FX:Dollar Prone to Steady Retracement if Risk Aversion Flags Next Week
Dollar Prone to Steady Retracement if Risk Aversion Flags Next Week
The fundamental high-water mark for the dollar to extend its rally to 11-month highs proved out of reach through the end of this past week. And, with only two weeks left in the trading year (with severe liquidity dampeners along the way), the greenback may have posted its last attempt at forging a lasting rally until at least the second or third week of the new year. Taking stock of market conditions, it is clear that it would be a struggle to support lasting moves (bullish or bearish). From a fundamental perspective, we have seen the limitations of negative market developments (like the Fed’s refusal to expand stimulus and rating agencies’ downgrade of multiple systemically-important banks) garner much smaller swings in speculative positioning than what we would have expected just a month ago. From a capital flows standpoint, participation itself is dampened by the steady unwinding of risky positioning and diminished turnover that is typical of this time of year. Even the surge in volume from the S&P 500 Index through Friday (1.39 billion shares, the most active day since September 16th) can be traced back to the ‘quadruple witching hour’ expiration and pre-holiday liquidation.

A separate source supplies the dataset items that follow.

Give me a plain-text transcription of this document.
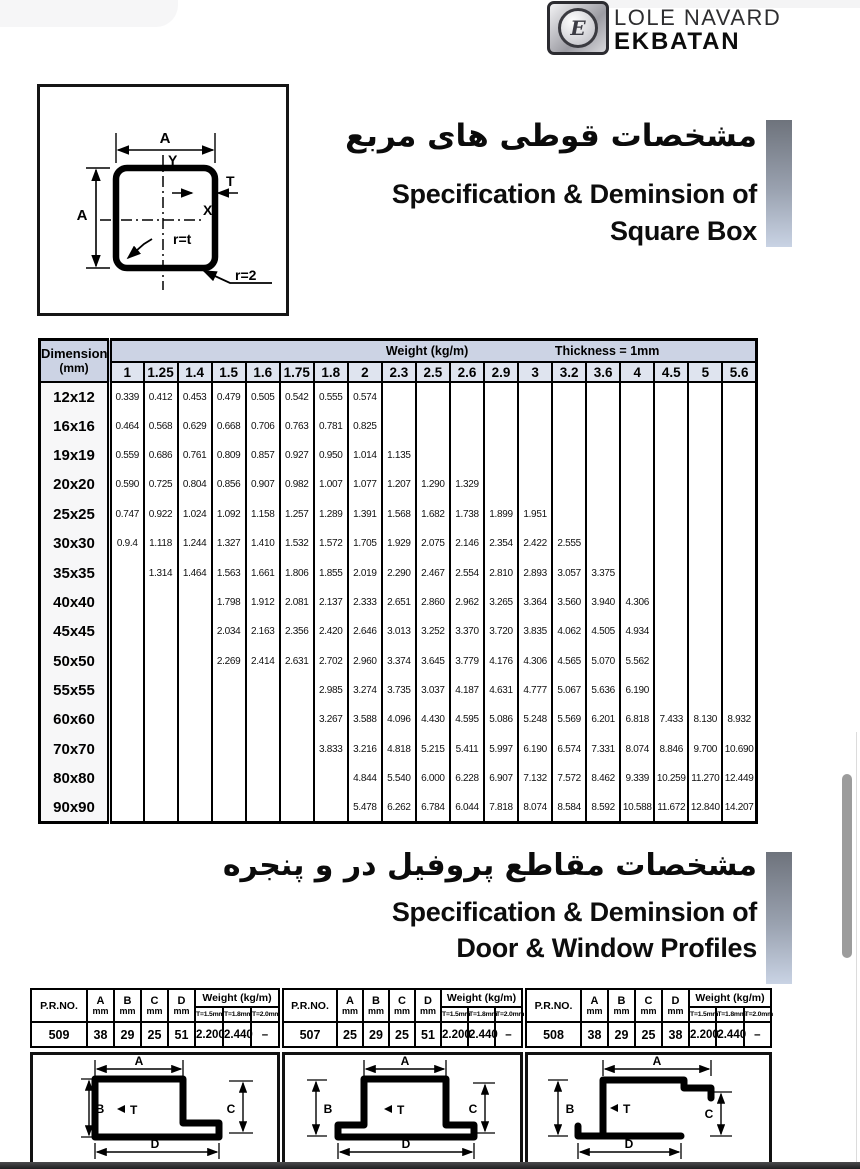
E LOLE NAVARD
EKBATAN
مشخصات قوطی های مربع
Specification & Deminsion of
Square Box
A
A
Y
X
T
r=t
r=2
Dimension
(mm)

Weight (kg/m)	Thickness = 1mm

	1	1.25	1.4	1.5	1.6	1.75	1.8	2	2.3	2.5	2.6	2.9	3	3.2	3.6	4	4.5	5	5.6
12x12	0.339	0.412	0.453	0.479	0.505	0.542	0.555	0.574											
16x16	0.464	0.568	0.629	0.668	0.706	0.763	0.781	0.825											
19x19	0.559	0.686	0.761	0.809	0.857	0.927	0.950	1.014	1.135										
20x20	0.590	0.725	0.804	0.856	0.907	0.982	1.007	1.077	1.207	1.290	1.329								
25x25	0.747	0.922	1.024	1.092	1.158	1.257	1.289	1.391	1.568	1.682	1.738	1.899	1.951						
30x30	0.9.4	1.118	1.244	1.327	1.410	1.532	1.572	1.705	1.929	2.075	2.146	2.354	2.422	2.555					
35x35		1.314	1.464	1.563	1.661	1.806	1.855	2.019	2.290	2.467	2.554	2.810	2.893	3.057	3.375				
40x40				1.798	1.912	2.081	2.137	2.333	2.651	2.860	2.962	3.265	3.364	3.560	3.940	4.306			
45x45				2.034	2.163	2.356	2.420	2.646	3.013	3.252	3.370	3.720	3.835	4.062	4.505	4.934			
50x50				2.269	2.414	2.631	2.702	2.960	3.374	3.645	3.779	4.176	4.306	4.565	5.070	5.562			
55x55							2.985	3.274	3.735	3.037	4.187	4.631	4.777	5.067	5.636	6.190			
60x60							3.267	3.588	4.096	4.430	4.595	5.086	5.248	5.569	6.201	6.818	7.433	8.130	8.932
70x70							3.833	3.216	4.818	5.215	5.411	5.997	6.190	6.574	7.331	8.074	8.846	9.700	10.690
80x80								4.844	5.540	6.000	6.228	6.907	7.132	7.572	8.462	9.339	10.259	11.270	12.449
90x90								5.478	6.262	6.784	6.044	7.818	8.074	8.584	8.592	10.588	11.672	12.840	14.207
مشخصات مقاطع پروفیل در و پنجره
Specification & Deminsion of
Door & Window Profiles
P.R.NO.	A
mm

B
mm

C
mm

D
mm
	Weight (kg/m)
					T=1.5mm	T=1.8mm	T=2.0mm
509	38	29	25	51	2.200	2.440	–
A
B	C
D
T
P.R.NO.	A
mm

B
mm

C
mm

D
mm
	Weight (kg/m)
					T=1.5mm	T=1.8mm	T=2.0mm
507	25	29	25	51	2.200	2.440	–
A
B	C
D
T
P.R.NO.	A
mm

B
mm

C
mm

D
mm
	Weight (kg/m)
					T=1.5mm	T=1.8mm	T=2.0mm
508	38	29	25	38	2.200	2.440	–
A
B	C
D
T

Investors have little reason to build up speculative positions through the next two weeks – especially as thinned liquidity could lead to difficulty unwinding should another (not-so-surprising these days) Black Swan event occur. However, those that are holding onto their exposure and hoping for a quiet transition to the new year will no doubt be on edge and ready to liquidate at the hint of a real crisis. Though the threshold for negative developments is raised; it is still within reach of some recent concerns. The most immediate threat is a significant downgrade to one of the critical components to the Euro-area rescue (generally the AAA-rated EU members or the EFSF itself), which would escalate the risk of an unstable situation turning into a chaotic one. The true risk to the system (and thereby the most appealing scenario for the dollar) would be the unchecked spread of the European troubles to the US and advanced Asian economies. The transmission of financial trouble is made much easier by the reality that the Fed does not support further stimulus or preemptive assistance for Europe.
Another interesting consideration to keep track of going forward is the extreme positioning on EURUSD. According to the recently released COT figures through December 13th, the net short Euro futures holdings are the highest we have seen on record. A short covering drive (unwinding speculative short interest) or short squeeze (forced short covering in the thin liquidity conditions) are higher risks scenarios in current conditions.
Euro Traders Weigh ECB’s Liquidity Program against Downgrade Threat
The euro is sitting on a keg of fundamental dynamite and officials are hoping that nothing happens to set it off before they can build up additional defenses. The problem is that hoping for a quiet market and the promise in the ECB’s planned lending operation for the upcoming week does not offset the potential risks that the economy and market face. On Tuesday, the central bank will open for bids from European banks for three-year and three-month, low rate loans. For a market that has shown financial stress through quickly rising ECB temporary liquidity facilities, sharply higher costs for US dollars (the Euro-USD basis swap spread) and market credit risk (Libor-overnight index spread) at highs last seen since the first quarter of 2009; this would seem a direct solution. However, higher levels of potentially stigmatic liquidity does not encourage banks to lend once again to each other or purchases government bonds when they have to themselves raise capital ratios. In contrast, the risk is that there is a rating downgrade for a critical player in the EU rescue effort. Moody’s cut Belgium two steps on Friday, but we are looking at the AAAs.
New Zealand Dollar Showing Standout Strength as Market Rates Climb
Over the past five months, Australian market rates (three-month Libor) have dropped significantly (guided by rate cuts and encouraged further by the risk of further moves); but the New Zealand dollar equivalent has climbed to nine-month highs in that same period. With risk leveling off somewhat, the improving yield is offering some buoyancy to the investment currency. Next week, we will look for possible catalysts (or dampeners) to this drift in 3Q GDP, 4Q consumer confidence or December business sentiment figures.
Japanese Yen: Will the Bank of Japan Rock the Boat before Year End?
We have a Bank of Japan rate decision scheduled for release sometime in the early hours of Thursday’s Tokyo trading session. Should we expect a move from the policy authority at this particular meeting? The lower liquidity would certainly amplify any intervention efforts they would make. Yet, given the political and policy efforts we have seen lately; the probability of such an ambitious move is low.
Swiss Franc Wedged between SNB Efforts and European Crisis
The market may not be too concerned about the risk the BoJ poses; but they are certainly weary of what the Swiss central bank will do. The relief rally that the franc experienced after the SNB kept its floor unchanged this past week was a reflection of the market’s fears. With EURCHF once again moving closer to the 1.2000 limit, the market is testing the resolve in one of the most aggressive interventions of modern time.
British Pound Likely Pricing Little Risk in BoE Minutes, Sentiment Reports
There is a considerable round of event risk on the pound’s docket for the upcoming week; but we have to question whether it would generate substantial volatility. Though we have two consumer confidence surveys, a housing sector figure, final details on 3Q GDP and public finance numbers, they don’t tap into the underlying concerns. The BoE minutes may come closer; but we are unlikely to see a clear stimulus timeframe.